Happy Reading!!
Jangan Lupa Bahagia...***
Saat pengorbanan tidak sia-sia itu artinya ada sebuah kebahagiaan yang pasti.
- Arjuna Alfatih -***
Arjuna POV
Aku langsung menemui Betty setelah mendapat telepon dari Dinda bahwa dia di rumah sakit menunggu temannya. Aku hanya ingin membatalkan semua jadwalku sampai jam pulang nanti. Aku bukan hanya khawatir kepada putriku, tapi juga 2 temannya itu, El dan Langit. Bagaimana pun mereka masih anak-anak dan tidak tahu apa-apa.
Cakra yang mengantarnya juga tidak bisa tinggal karena akan membantu temannya yang akan pindah hari ini ke rumah. Aku belum memberitahu Dinda. Nanti saja sekalian kami bertemu.
Aku izin ke Papa dan juga Bang Aan. Siapa tahu mereka berdua mencariku? Setelah itu aku berangkat ke rumah sakit yang tadi Dinda sebutkan.
Sampai di sana aku melihat Dinda duduk di samping El dengan kertas yang sedikit El remas. Ada apa? Wajah putriku terlihat khawatir sama halnya El yang terlihat frustasi.
"Dinda," panggilku.
"De.. eh, Bang." Hampir saja Dinda memanggilku Daddy.
"Bagaimana? Apa kata dokter?" tanyaku setelah Dinda berdiri di hadapanku.

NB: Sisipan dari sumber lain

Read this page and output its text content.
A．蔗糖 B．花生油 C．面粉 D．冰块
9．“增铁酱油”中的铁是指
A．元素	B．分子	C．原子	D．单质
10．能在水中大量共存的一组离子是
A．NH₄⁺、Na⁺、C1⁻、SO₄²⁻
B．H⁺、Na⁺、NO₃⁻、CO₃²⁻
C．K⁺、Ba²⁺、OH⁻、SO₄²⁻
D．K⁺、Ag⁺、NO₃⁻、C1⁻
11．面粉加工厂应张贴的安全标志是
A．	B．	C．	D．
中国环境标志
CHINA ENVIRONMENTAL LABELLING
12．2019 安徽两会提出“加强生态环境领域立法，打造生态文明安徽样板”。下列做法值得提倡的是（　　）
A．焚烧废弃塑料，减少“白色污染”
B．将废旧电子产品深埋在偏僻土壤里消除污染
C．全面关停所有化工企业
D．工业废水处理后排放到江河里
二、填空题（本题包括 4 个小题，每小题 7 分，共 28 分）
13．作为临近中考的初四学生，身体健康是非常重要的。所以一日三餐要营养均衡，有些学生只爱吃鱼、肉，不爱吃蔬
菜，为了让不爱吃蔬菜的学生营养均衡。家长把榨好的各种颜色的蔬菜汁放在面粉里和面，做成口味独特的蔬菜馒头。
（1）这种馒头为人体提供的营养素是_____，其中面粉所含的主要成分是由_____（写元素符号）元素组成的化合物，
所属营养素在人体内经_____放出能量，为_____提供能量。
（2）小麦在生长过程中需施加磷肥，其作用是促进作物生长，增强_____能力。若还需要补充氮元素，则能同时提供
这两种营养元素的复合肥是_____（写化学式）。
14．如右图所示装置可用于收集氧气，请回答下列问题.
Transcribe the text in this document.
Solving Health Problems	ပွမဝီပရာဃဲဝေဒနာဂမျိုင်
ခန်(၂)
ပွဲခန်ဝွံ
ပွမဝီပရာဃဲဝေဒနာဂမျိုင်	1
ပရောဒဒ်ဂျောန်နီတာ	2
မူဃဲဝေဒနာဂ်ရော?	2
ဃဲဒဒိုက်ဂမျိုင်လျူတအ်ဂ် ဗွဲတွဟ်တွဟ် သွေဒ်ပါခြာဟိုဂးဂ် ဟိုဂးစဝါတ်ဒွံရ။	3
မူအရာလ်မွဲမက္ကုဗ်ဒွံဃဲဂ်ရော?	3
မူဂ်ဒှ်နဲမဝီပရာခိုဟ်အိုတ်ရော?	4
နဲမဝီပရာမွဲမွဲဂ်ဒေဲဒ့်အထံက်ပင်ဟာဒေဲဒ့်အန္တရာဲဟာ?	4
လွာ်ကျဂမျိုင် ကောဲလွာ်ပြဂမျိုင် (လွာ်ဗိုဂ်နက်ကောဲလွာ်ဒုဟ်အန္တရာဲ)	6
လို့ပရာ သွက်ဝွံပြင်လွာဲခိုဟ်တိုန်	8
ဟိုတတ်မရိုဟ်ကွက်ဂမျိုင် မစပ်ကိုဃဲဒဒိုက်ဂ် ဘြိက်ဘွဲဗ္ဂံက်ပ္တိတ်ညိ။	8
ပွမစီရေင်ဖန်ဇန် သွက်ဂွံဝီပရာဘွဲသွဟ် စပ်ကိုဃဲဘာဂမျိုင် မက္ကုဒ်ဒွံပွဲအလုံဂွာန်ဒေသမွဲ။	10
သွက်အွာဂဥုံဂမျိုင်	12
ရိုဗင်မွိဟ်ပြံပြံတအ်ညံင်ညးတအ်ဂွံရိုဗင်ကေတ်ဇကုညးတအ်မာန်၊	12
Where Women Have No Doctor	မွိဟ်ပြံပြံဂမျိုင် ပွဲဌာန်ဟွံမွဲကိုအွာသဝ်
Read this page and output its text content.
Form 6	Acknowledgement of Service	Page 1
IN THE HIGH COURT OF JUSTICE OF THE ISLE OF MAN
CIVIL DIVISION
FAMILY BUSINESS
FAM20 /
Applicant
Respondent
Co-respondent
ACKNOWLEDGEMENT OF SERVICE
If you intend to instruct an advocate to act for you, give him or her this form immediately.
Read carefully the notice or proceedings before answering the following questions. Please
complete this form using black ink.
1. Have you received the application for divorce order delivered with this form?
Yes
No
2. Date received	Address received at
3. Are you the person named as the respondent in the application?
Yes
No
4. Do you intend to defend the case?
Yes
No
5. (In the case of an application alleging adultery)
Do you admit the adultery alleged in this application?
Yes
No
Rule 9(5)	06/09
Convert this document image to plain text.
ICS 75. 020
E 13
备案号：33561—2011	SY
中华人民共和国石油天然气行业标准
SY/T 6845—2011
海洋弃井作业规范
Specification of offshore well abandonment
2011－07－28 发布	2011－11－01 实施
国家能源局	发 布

"Langit positif demam berdarah," jawabnya lirih. Nada sedih dari bicaranya sangat jelas.
"Lalu?" tanyaku lagi.
"Langit harus diopname. Tapi Mama El nggak ada di sini. Mama El ada di Jepang," jawab Dinda lagi.
Kulirik El yang hanya diam saja di tempat duduknya. Sepertinya dia benar-benar tidak tahu apa yang harus dilakukannya.
Aku mengelus lengan putriku dengan sayang. "Kamu temenin El aja di sini. Biar saya yang urus," ucapku.
"Beneran?" tanya Dinda mulai tersenyum.
"Iya." Aku mengangguk pasti. "Ya udah, saya urus dulu semuanya supaya Langit bisa langsung dirawat."
"Makasih." Dinda tersenyum manis dan memelukku sebentar.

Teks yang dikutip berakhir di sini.